BRÈVES

N°191 septembre 2019



BRÈVES


Et maintenant

on est dans le morde

on est entré dans le morde net —

c'est net sur les murs

sur la chaussée sur les trottoirs

dans les films d'images —


Net ? Pas pour moi. Dès le début je suis largué. Je lirai jusqu'au bout Dans le Morde, de Dominique Dou (2012, Dumerchez), sans qu'on m'explique ce que c'est, le morde, et surtout je vais revivre d'un poème l'autre cette épreuve désormais familière : lire et mal comprendre, lire et me sentir idiot.

Je m'interroge : si moi, professionnel du mot, traducteur de poésie stakhanoviste, je rame à ce point, combien de personnes au monde nagent-elles dans ce genre de textes comme un poisson dans l'eau ? J'ai l'impression de voir les images d'un film sans entendre le son, ou un film étranger dans une langue inconnue sans sous-titres. Les poètes d'aujourd'hui sont pour moi une caste supérieure, mutante sur les bords, parlant une langue éloignée de la mienne. Si nous peinons à communiquer c'est moi le fautif, d'accord, n'empêche que leur supériorité m'agace et mon obstination à les fréquenter m'étonne.

Alors d'où vient que je lis les poèmes de D.D., pourtant très proches d'autres qui m'enquiquinent, avec intérêt, sympathie, voire émotion ?
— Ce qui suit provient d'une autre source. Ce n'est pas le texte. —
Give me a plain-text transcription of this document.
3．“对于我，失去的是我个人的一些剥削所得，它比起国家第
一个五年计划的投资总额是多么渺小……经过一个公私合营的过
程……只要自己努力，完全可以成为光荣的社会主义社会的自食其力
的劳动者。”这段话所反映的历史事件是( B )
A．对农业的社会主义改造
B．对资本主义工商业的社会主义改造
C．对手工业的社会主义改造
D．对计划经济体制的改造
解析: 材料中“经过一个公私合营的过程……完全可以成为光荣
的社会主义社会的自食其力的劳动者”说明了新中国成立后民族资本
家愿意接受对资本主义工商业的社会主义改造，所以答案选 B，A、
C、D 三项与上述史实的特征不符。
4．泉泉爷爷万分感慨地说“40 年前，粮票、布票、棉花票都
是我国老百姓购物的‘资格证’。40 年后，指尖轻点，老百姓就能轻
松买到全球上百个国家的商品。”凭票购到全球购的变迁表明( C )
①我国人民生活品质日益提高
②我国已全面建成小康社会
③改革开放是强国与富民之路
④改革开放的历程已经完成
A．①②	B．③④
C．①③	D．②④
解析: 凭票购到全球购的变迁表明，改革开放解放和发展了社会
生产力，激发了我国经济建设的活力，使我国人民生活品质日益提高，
Je ne sais trop que répondre. Sinon qu'en les lisant, je n'ai pas ce sentiment de gratuité, d'intellectualisme froid qu'on éprouve assez souvent chez d'autres. Il y a en eux quelque chose de concret, de charnel. Cette poésie,


C'est un travail

de continent à continent

épuisant et terrible (...)

c'est une mutation (...)

c'est une torture nouvelle...


Elle le prend souvent pour sujet, ce travail, et surtout elle le fait sentir à tout moment dans ses mots, sa progression lente, insistante, ses remâchements, piétinements, bégaiements, tâtonnements ; c'est une recherche tenace, une marche d'approche pas à pas, avec sa syntaxe brinquebalante par moments, ses mots boiteux, ses obscurités, ses lueurs.


Que ma langue trop claire me langue vraie !
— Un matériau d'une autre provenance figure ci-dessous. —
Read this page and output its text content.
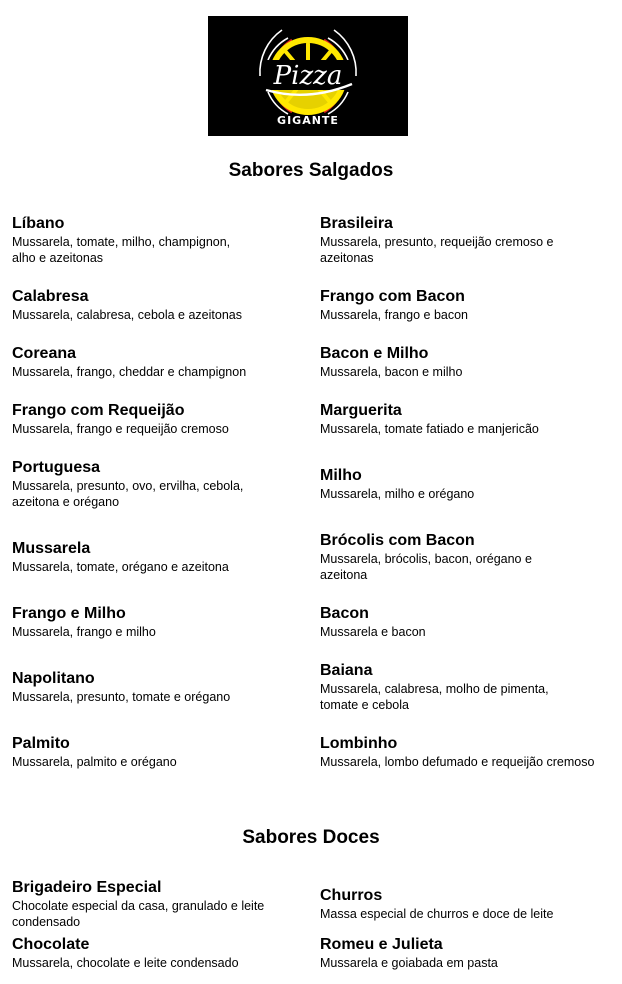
Pizza
GIGANTE
Sabores Salgados
Líbano
Mussarela, tomate, milho, champignon, alho e azeitonas
Calabresa
Mussarela, calabresa, cebola e azeitonas
Coreana
Mussarela, frango, cheddar e champignon
Frango com Requeijão
Mussarela, frango e requeijão cremoso
Portuguesa
Mussarela, presunto, ovo, ervilha, cebola, azeitona e orégano
Mussarela
Mussarela, tomate, orégano e azeitona
Frango e Milho
Mussarela, frango e milho
Napolitano
Mussarela, presunto, tomate e orégano
Palmito
Mussarela, palmito e orégano
Brasileira
Mussarela, presunto, requeijão cremoso e azeitonas
Frango com Bacon
Mussarela, frango e bacon
Bacon e Milho
Mussarela, bacon e milho
Marguerita
Mussarela, tomate fatiado e manjericão
Milho
Mussarela, milho e orégano
Brócolis com Bacon
Mussarela, brócolis, bacon, orégano e azeitona
Bacon
Mussarela e bacon
Baiana
Mussarela, calabresa, molho de pimenta, tomate e cebola
Lombinho
Mussarela, lombo defumado e requeijão cremoso
Sabores Doces
Brigadeiro Especial
Chocolate especial da casa, granulado e leite condensado
Chocolate
Mussarela, chocolate e leite condensado
Churros
Massa especial de churros e doce de leite
Romeu e Julieta
Mussarela e goiabada em pasta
C'est pas le russe ma langue !

Que ce qui compte est l'entre-deux mots !

C'est pas l'allemand ma langue !

Ma langue est bien ailleurs ma langue !

Pas grammaire ma langue grande —


On la qualifierait, cette poésie, de laborieuse, si ce mot-là pouvait être compris comme un éloge, et si elle ne respirait pas en même temps la fraîcheur, la légèreté, la vie. On ne sait pas vers quel trésor invisible on s'efforce, quelle «impossible chose», mais on est embarqué, on espère.
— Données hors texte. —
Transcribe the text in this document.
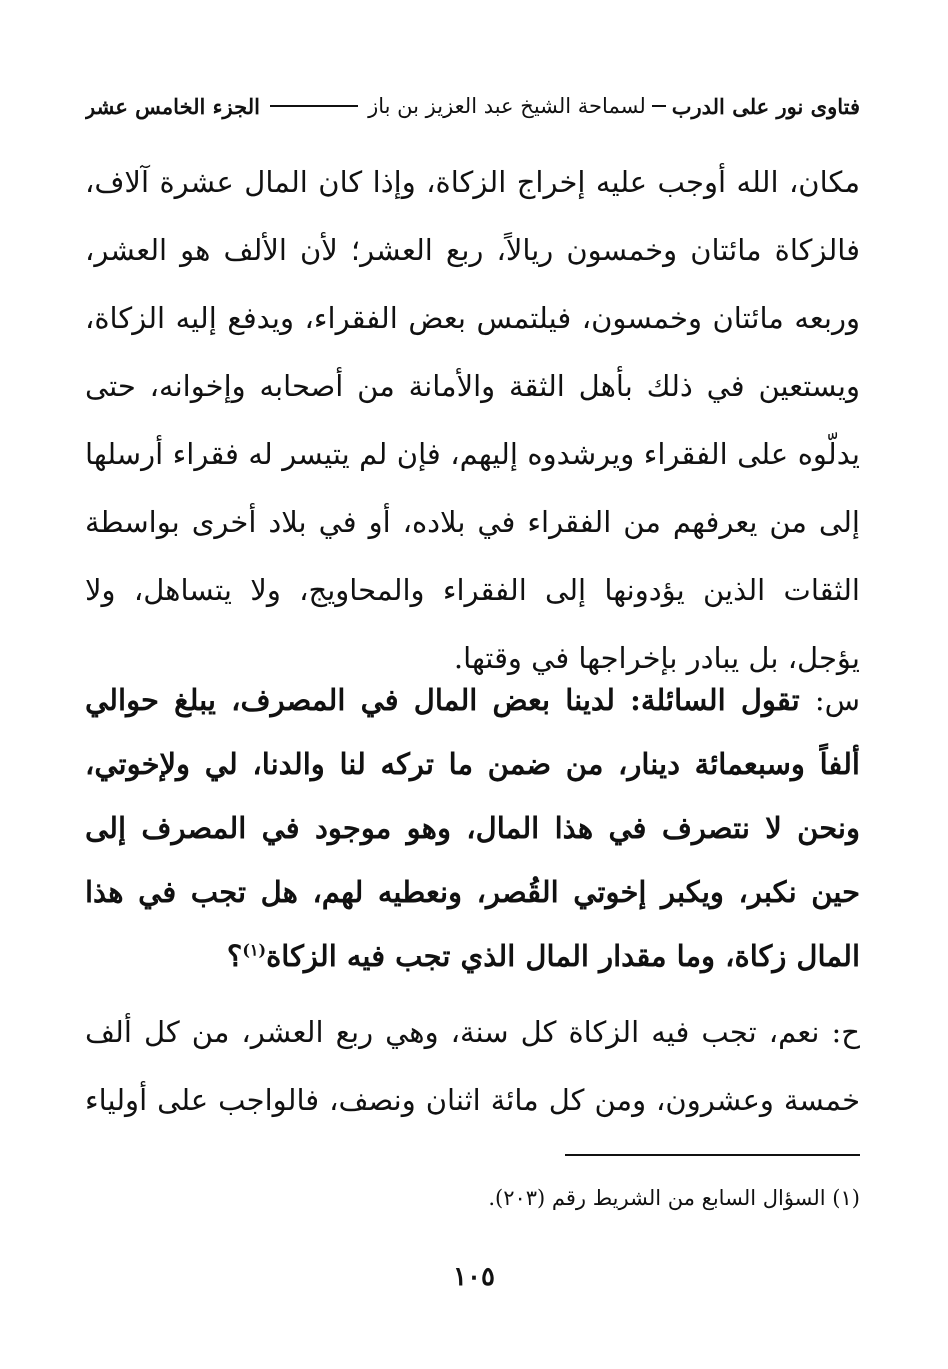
فتاوى نور على الدرب
لسماحة الشيخ عبد العزيز بن باز
الجزء الخامس عشر
مكان، الله أوجب عليه إخراج الزكاة، وإذا كان المال عشرة آلاف، فالزكاة مائتان وخمسون ريالاً، ربع العشر؛ لأن الألف هو العشر، وربعه مائتان وخمسون، فيلتمس بعض الفقراء، ويدفع إليه الزكاة، ويستعين في ذلك بأهل الثقة والأمانة من أصحابه وإخوانه، حتى يدلّوه على الفقراء ويرشدوه إليهم، فإن لم يتيسر له فقراء أرسلها إلى من يعرفهم من الفقراء في بلاده، أو في بلاد أخرى بواسطة الثقات الذين يؤدونها إلى الفقراء والمحاويج، ولا يتساهل، ولا يؤجل، بل يبادر بإخراجها في وقتها.
س: تقول السائلة: لدينا بعض المال في المصرف، يبلغ حوالي ألفاً وسبعمائة دينار، من ضمن ما تركه لنا والدنا، لي ولإخوتي، ونحن لا نتصرف في هذا المال، وهو موجود في المصرف إلى حين نكبر، ويكبر إخوتي القُصر، ونعطيه لهم، هل تجب في هذا المال زكاة، وما مقدار المال الذي تجب فيه الزكاة$^{(١)}$؟
ح: نعم، تجب فيه الزكاة كل سنة، وهي ربع العشر، من كل ألف خمسة وعشرون، ومن كل مائة اثنان ونصف، فالواجب على أولياء
(١) السؤال السابع من الشريط رقم (٢٠٣).
١٠٥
Elle a même la bonté, la poétesse, de me consoler en me rappelant que ne pas comprendre est normal et nécessaire, que la poésie nous atteint autrement :


il ne faut pas bouger

il faut fermer la porte

il ne faut pas comprendre ce qu'on vient d'écrire.

Il faut laisser couler le flux comme une femme.


Et j'aime enfin la façon qu'elle a, ici ou là, de m'associer affectueusement :


venez là où j'entends — me laissez pas

seule — devant —

compagnez-moi dans le désir supérieur

faites pâte avec moi

levez avec moi levez —

ce qui peut l'être —


Je ne sais quelle place occupe la poésie de Dominique Dou dans les palmarès officiels, s'il en existe. Je sais seulement que pour moi elle compte et que j'attends le prochain arrivage.


Photo Michel Durigneux
Dominique Dou

*


La poésie en première page ! Et contemporaine en plus ! Bizarre. Incongru. Dans d'autres pays, la Grèce par exemple, passe encore ; mais en France !

Et on persiste. (Tu exagères, volkovitch.com.)

Une rencontre était prévue ici même avec un autre poète, Henri Heine, un classique cette fois, à l'occasion du dossier que lui consacrait la revue Europe dans son numéro d'août 2015. Heine ? Personnage passionnant, éminemment sympathique, et quant à Europe, reprenons les mêmes adjectifs. Le dossier, copieux (120 pages) et de haute volée, arbore des signatures prestigieuses : Georges-Arthur Goldschmidt, Jean-Pierre Lefebvre, Theodor Adorno, Thomas Mann... Avant de m'y plonger, je voulais lire un peu l'œuvre elle-même. Et c'est là que ça coince.

Les traductions présentées ici ne sont pas mauvaises, tout porte à croire qu'elles restituent correctement le sens, elles préservent même le balancement rythmique intense de ces strophes aux vers courts, mais ce bel effort nécessaire s'arrête à mi-chemin. Manquent les rimes. Pire encore : elles y sont par moments. On en voit une, on attend la suivante, et là...


Sortant des gravats, seule une colonne

Surgit çà et là, métope dorique,

Qui semble braver d'un œil ironique

Du haut firmament la foudre immanente.


Patatras. Le -onne attendu tombe dans la trappe, tandis que -ente nous foudroie l'oreille.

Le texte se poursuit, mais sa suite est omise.